Danıştay Kararı 11. Daire 2009/226 E. 2010/3810 K. 04.05.2010 T.

11. Daire         2009/226 E.  ,  2010/3810 K.
T.C.
D A N I Ş T A Y
ONBİRİNCİ DAİRE
Esas No: 2009/226
Karar No: 2010/3810

Temyiz İsteminde Bulunan (Davacı) :…
Vekili : …
Karşı Taraf (Davalı) : Sosyal Güvenlik Kurumu Başkanlığı
Vekili : …
İstemin Özeti : …. İdare Mahkemesince davanın süre aşımı nedeniyle reddi yolunda verilen … tarih ve E:…, K:… sayılı kararın; davacı tarafından temyizen incelenerek bozulması istenilmektedir.
Savunmanın Özeti : Temyiz isteminin reddi gerektiği savunulmaktadır.

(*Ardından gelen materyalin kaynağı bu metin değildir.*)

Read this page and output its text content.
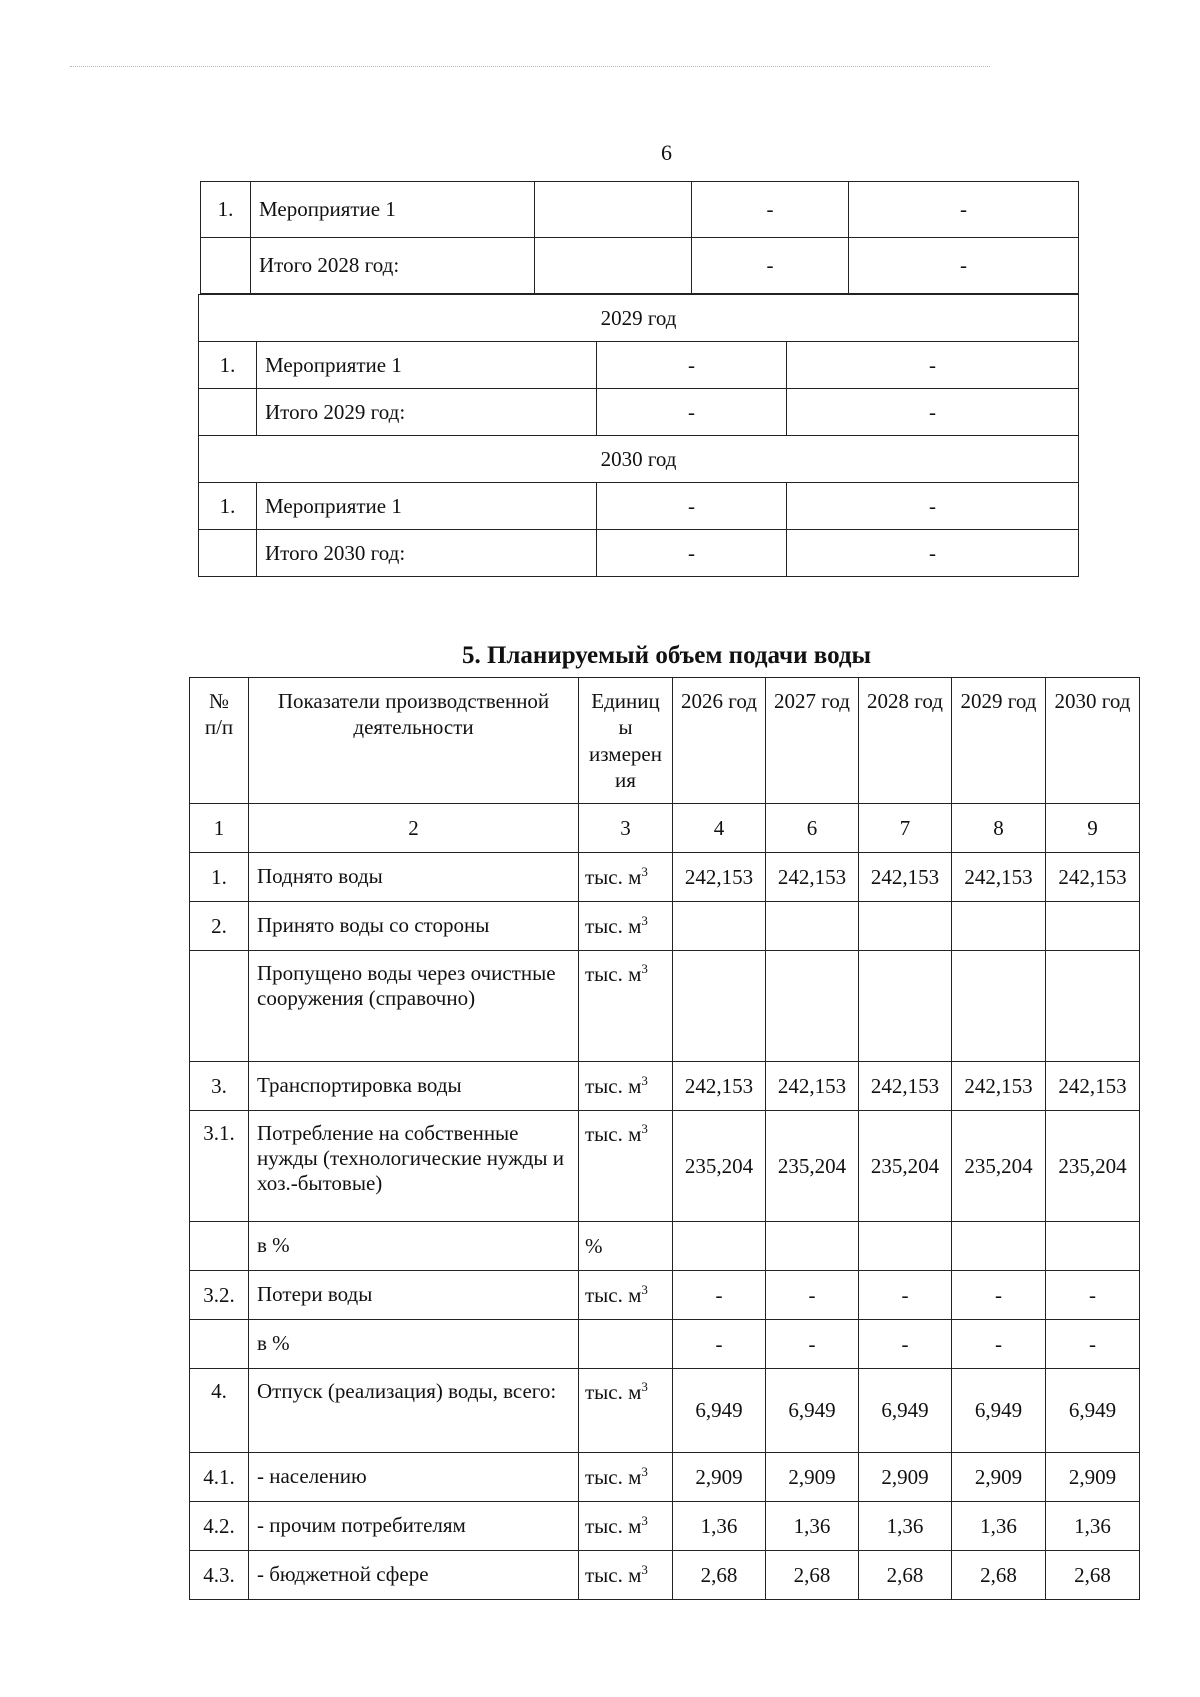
6
1.	Мероприятие 1		-	-
	Итого 2028 год:		-	-
2029 год			
1.	Мероприятие 1	-	-
	Итого 2029 год:	-	-
2030 год			
1.	Мероприятие 1	-	-
	Итого 2030 год:	-	-
5. Планируемый объем подачи воды
№ п/п	Показатели производственной деятельности	Единиц ы измерен ия	2026 год	2027 год	2028 год	2029 год	2030 год
1	2	3	4	6	7	8	9
1.	Поднято воды	тыс. $м^3$	242,153	242,153	242,153	242,153	242,153
2.	Принято воды со стороны	тыс. $м^3$					
	Пропущено воды через очистные сооружения (справочно)	тыс. $м^3$					
3.	Транспортировка воды	тыс. $м^3$	242,153	242,153	242,153	242,153	242,153
3.1.	Потребление на собственные нужды (технологические нужды и хоз.-бытовые)	тыс. $м^3$	235,204	235,204	235,204	235,204	235,204
	в %	%					
3.2.	Потери воды	тыс. $м^3$	-	-	-	-	-
	в %		-	-	-	-	-
4.	Отпуск (реализация) воды, всего:	тыс. $м^3$	6,949	6,949	6,949	6,949	6,949
4.1.	- населению	тыс. $м^3$	2,909	2,909	2,909	2,909	2,909
4.2.	- прочим потребителям	тыс. $м^3$	1,36	1,36	1,36	1,36	1,36
4.3.	- бюджетной сфере	тыс. $м^3$	2,68	2,68	2,68	2,68	2,68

Danıştay Tetkik Hakimi : …
Düşüncesi : 1602 sayılı … Mahkemesi Kanununun 66. maddesi ile 2577 sayılı Yasanın 9. maddesi hükümleri ve dosyadaki bilgi ve belgeler göz önüne alındığında, davanın esası hakkında karar verilmesi gerekirken, davanın süre aşımı yönünden reddedilmesi yolunda verilen İdare Mahkemesi kararının bozulması gerektiği düşünülmektedir.
Danıştay Savcısı : …
Düşüncesi : Davacıya bağlanan yetim aylığının kesilmesi yolundaki işlemin düzeltilmesi amacıyla yapılan başvurunun reddine ilişkin işleme karşı açılan davayı süre yönünden reddeden İdare Mahkemesi kararının bozulması istenilmektedir.
2577 sayılı İdari Yargılama Usulü Kanunu’nun 9. maddesinin 1. fıkrasında, çözümlenmesi Danıştay’ın, idare ve vergi mahkemelerinin görevlerine girdiği halde, adli ve askeri yargı yerlerine açılmış bulunan davaların görev noktasından reddi halinde, bu husustaki kararların kesinleşmesini izleyen günden itibaren otuz gün içinde görevli mahkemede dava açılabileceği yolunda hüküm öngörülmüştür.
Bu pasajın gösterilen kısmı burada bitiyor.